Immediately prior to the chuppah, the chatan authorises two observant men to act as witnesses to his marriage. The Conservative and Reform branches of Judaism admit both men and women to this role. These two witnesses then sign the marriage document, known as the ketubah. The chatan is then led to where the kallah is waiting and he lowers her veil over her face as a sign of the modesty expected from a married woman. This ceremony, which also includes a poignant blessing from father to daughter as she embarks on married life, is known as bedeken. Some also consider that the purpose of this ceremony is so that the chatan may check the identity of his future wife and not make the same mistake as Jacob who married Leah instead of Rachel because her face was covered and he could not see her true identity.

Soon after these rituals are completed the various parties to the wedding find themselves beneath the chuppah. A series of blessings are recited, the rabbi gives a short address, the wedding ring is handed over, the ketubah is read out, more blessings are said and a glass is broken to remind everyone present that in spite of the joy of the moment, Jewish history in general and the history of Jerusalem in particular have contained many sad moments. The priestly blessing is then recited and following a brief interlude when bride and groom share time alone with each other, all the participants and their guests make their way to the reception at which eating and drinking, singing and dancing, speeches and toasts are the order of the day.

For more religious couples the wedding festivities are extended over a whole week and special banquets are organised by friends and family in their honour. This week has a title: it is known as Sheva Brachot (Seven Blessings), because seven additional blessings are added to the prayers said after a meal during the first week of the marriage when the bride and groom are in attendance.

DEATH AND MOURNING

In Judaism the deceased is buried as soon as possible. This takes place following a short period of time, during which the Jewish burial society – known as the Chevra Kadisha, prepares the body for burial. At the funeral, each member of the immediate family makes a short tear in one of their garments to symbolise the way the death has torn, or broken their heart.

During the funeral, Kaddish is recited for the first time. Mourners say this prayer, a praise of God, for the next eleven months. After the funeral, the mourners return home and share a meal of condolence together. A gravestone or matzevah is normally erected during the first year of mourning.

Jewish tradition divides mourning into three successive periods:

1.      Shiva (7): The first period is the seven-day Shiva period, when the mourners abstain from all work and sit together at home receiving visitors who provide company and consolation.

2.     Sheloshim (30): Following shiva, up until the end of thirty days counting from the burial, the mourners may return to work, but they abstain from most forms of entertainment.

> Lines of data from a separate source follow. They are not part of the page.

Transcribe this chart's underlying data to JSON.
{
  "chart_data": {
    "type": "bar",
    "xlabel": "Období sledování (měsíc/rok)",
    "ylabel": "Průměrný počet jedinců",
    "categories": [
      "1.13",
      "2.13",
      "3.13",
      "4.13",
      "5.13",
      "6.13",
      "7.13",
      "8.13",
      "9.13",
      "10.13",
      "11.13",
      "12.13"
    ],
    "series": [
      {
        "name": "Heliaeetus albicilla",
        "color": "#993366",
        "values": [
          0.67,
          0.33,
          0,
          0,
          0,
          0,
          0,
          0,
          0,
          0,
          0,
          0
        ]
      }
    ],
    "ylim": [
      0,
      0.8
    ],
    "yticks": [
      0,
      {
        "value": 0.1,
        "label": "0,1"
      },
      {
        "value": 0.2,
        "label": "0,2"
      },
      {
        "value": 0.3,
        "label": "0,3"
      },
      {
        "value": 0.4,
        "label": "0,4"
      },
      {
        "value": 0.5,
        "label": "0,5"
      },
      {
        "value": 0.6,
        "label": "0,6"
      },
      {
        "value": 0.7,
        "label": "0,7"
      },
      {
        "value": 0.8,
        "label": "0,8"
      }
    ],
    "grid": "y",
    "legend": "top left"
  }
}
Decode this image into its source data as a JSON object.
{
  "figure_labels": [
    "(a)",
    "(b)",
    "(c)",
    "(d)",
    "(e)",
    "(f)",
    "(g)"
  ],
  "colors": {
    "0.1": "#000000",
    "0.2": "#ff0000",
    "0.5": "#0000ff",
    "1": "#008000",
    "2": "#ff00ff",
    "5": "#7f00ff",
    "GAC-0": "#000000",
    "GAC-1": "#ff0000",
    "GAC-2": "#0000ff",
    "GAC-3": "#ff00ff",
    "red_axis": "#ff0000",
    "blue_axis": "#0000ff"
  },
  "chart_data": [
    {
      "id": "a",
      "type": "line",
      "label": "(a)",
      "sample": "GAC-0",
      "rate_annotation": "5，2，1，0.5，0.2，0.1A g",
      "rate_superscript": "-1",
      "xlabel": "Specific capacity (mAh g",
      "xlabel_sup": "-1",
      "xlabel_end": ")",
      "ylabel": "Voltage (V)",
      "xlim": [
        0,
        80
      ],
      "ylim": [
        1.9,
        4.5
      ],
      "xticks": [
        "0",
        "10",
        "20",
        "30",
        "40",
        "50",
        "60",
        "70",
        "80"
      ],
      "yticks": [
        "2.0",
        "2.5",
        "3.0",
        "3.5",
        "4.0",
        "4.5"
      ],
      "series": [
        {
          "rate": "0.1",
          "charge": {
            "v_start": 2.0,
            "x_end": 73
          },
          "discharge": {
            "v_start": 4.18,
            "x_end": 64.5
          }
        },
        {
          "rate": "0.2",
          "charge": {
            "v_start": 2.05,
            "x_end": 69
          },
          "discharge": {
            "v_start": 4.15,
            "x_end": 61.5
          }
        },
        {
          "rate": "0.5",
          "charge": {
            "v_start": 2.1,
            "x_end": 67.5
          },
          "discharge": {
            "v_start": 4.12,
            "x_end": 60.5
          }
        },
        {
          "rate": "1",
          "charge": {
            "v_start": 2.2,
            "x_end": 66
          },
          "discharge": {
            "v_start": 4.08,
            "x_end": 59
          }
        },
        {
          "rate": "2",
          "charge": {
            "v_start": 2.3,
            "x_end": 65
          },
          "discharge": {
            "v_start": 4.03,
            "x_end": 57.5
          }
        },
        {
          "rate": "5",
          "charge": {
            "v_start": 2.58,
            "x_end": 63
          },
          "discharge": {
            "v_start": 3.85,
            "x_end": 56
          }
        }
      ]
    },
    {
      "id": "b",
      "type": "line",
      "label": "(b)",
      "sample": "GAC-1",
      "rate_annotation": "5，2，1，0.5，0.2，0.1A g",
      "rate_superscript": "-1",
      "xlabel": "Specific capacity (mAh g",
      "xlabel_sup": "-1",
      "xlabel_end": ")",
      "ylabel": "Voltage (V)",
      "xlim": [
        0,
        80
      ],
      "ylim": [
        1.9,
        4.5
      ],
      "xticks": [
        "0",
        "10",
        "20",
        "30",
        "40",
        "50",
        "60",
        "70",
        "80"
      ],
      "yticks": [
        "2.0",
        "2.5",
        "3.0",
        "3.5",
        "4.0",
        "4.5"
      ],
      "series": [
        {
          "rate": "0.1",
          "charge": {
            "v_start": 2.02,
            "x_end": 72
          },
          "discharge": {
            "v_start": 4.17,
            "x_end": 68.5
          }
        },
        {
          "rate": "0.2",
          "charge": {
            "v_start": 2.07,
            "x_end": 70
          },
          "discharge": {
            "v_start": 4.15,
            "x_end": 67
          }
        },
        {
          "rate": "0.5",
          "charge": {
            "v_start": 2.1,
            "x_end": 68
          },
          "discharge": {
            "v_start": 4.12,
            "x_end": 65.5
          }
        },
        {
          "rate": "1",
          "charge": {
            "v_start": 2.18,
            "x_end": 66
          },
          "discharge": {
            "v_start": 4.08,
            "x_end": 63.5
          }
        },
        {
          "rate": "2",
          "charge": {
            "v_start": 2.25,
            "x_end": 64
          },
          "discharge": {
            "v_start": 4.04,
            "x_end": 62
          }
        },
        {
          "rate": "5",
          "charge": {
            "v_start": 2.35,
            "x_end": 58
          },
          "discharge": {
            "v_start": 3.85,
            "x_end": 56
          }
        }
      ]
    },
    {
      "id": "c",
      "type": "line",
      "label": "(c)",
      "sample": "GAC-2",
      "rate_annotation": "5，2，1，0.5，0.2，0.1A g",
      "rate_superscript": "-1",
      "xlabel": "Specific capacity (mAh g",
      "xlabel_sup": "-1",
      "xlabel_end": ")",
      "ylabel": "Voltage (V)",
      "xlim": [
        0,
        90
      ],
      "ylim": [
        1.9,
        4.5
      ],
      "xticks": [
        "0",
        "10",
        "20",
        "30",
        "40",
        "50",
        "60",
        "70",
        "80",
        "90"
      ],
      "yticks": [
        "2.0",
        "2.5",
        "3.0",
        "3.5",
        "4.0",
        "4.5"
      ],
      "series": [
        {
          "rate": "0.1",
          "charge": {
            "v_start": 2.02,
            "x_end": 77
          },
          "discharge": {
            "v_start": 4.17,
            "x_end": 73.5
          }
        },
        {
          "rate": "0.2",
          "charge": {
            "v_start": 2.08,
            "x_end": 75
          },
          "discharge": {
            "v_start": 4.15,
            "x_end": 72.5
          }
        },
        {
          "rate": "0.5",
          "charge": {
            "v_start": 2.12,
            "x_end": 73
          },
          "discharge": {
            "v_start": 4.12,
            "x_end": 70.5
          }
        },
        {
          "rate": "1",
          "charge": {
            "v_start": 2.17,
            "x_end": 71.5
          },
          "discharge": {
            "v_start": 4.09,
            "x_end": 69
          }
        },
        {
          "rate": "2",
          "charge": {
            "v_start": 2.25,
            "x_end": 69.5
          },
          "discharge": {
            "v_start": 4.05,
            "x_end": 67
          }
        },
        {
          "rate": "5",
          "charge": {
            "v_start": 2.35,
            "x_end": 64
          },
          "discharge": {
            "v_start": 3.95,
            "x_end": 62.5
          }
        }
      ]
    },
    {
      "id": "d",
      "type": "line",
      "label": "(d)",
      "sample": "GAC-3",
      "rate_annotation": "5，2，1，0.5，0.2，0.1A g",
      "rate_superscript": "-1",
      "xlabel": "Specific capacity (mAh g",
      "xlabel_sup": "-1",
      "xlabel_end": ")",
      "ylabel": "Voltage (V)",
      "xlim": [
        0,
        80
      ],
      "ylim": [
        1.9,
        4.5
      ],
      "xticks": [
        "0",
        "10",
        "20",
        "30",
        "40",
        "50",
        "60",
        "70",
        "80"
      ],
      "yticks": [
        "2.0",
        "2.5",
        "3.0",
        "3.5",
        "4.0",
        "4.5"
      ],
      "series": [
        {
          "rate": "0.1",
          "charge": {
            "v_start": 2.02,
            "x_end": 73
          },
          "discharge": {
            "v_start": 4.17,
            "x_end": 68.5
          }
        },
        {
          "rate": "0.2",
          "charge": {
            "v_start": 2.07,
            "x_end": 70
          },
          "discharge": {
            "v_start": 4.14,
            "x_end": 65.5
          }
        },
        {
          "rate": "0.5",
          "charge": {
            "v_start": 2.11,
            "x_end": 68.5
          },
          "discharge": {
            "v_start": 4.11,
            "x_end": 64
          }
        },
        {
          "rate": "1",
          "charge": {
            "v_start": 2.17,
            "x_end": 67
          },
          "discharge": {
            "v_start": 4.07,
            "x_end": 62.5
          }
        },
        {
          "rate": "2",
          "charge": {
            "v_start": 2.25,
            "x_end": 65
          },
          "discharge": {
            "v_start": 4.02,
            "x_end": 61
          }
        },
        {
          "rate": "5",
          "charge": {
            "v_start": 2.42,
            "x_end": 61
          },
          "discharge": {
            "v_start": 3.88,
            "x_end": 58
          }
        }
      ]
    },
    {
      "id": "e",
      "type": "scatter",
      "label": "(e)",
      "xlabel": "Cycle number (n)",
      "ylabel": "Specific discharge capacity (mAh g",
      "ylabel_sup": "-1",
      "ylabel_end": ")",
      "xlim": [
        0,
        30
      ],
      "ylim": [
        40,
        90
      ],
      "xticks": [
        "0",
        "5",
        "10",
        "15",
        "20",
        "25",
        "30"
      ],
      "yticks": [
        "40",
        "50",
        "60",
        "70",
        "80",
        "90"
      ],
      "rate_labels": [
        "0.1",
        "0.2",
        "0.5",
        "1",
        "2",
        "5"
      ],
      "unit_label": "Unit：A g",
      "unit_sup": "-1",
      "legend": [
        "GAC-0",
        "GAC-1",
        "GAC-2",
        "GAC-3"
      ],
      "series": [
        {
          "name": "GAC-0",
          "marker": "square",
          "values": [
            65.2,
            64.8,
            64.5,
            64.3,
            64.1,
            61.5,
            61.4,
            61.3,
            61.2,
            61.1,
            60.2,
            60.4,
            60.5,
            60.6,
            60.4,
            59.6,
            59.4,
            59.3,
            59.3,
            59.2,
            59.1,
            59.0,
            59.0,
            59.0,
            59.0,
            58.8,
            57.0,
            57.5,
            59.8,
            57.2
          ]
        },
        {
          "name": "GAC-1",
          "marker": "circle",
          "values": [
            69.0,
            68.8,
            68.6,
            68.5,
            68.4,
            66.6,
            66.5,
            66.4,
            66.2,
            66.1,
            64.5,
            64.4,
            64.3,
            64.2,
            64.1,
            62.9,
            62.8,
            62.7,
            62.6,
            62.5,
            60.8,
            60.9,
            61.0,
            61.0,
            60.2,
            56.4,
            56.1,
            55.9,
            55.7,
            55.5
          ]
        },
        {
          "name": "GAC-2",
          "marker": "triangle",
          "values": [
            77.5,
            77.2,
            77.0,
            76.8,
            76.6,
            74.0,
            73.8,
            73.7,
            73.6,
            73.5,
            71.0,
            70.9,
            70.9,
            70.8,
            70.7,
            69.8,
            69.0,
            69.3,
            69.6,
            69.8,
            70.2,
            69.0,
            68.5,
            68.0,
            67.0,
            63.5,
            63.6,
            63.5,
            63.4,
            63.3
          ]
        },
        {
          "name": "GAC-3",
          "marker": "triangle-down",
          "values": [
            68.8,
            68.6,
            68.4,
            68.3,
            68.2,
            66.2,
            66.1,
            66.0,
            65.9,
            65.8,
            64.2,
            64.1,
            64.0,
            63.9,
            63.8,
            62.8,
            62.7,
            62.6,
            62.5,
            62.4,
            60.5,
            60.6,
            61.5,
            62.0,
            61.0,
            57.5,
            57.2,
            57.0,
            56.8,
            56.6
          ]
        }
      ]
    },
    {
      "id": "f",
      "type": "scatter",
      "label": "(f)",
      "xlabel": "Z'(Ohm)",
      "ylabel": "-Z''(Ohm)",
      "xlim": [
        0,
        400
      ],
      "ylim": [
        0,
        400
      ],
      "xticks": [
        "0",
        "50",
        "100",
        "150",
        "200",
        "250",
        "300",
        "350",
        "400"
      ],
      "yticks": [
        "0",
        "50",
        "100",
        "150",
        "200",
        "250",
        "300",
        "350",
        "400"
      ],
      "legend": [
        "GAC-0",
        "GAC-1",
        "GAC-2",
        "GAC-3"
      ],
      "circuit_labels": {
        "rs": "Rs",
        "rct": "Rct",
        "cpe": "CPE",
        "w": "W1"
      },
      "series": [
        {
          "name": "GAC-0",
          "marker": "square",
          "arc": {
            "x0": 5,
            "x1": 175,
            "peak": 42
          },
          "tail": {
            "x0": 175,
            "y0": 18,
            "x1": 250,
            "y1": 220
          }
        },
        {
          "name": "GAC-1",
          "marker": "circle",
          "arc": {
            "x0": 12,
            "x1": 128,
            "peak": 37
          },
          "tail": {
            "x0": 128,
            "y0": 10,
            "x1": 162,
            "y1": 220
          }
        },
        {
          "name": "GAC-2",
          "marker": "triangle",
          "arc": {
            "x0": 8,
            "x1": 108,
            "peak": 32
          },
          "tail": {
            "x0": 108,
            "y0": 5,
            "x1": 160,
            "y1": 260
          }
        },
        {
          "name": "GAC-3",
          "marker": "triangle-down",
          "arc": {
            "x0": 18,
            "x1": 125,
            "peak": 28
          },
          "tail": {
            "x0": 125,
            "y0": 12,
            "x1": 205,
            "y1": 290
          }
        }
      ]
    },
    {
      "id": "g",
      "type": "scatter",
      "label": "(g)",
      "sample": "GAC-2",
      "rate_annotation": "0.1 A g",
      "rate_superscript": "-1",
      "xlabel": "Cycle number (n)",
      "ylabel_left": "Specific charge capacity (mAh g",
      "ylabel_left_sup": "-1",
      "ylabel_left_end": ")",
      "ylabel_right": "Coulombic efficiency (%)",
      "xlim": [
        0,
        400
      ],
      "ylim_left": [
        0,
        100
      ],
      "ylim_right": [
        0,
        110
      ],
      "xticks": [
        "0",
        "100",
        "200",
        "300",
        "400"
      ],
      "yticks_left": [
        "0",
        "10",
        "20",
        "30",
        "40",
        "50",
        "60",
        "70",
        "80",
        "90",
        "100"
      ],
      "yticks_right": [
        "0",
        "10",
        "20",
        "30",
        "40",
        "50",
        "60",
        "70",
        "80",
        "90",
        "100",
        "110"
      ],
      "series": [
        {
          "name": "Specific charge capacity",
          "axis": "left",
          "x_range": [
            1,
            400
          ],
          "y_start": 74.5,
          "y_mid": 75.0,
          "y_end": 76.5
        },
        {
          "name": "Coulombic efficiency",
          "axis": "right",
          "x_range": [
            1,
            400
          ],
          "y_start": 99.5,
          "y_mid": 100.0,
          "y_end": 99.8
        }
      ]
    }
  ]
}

3.      Yud-Bet Chodesh (12 months): From the end of sheloshim until a year of mourning has passed, the close relatives avoid joyous activities.

Judaism emphasises the need to remember and respect the memory of our departed relatives and provides two important ways to do this. We light a candle on the anniversary of their death each year, called theYahrzeit. We also say a prayer called Yizkor in the synagogue four times a year on major festivals.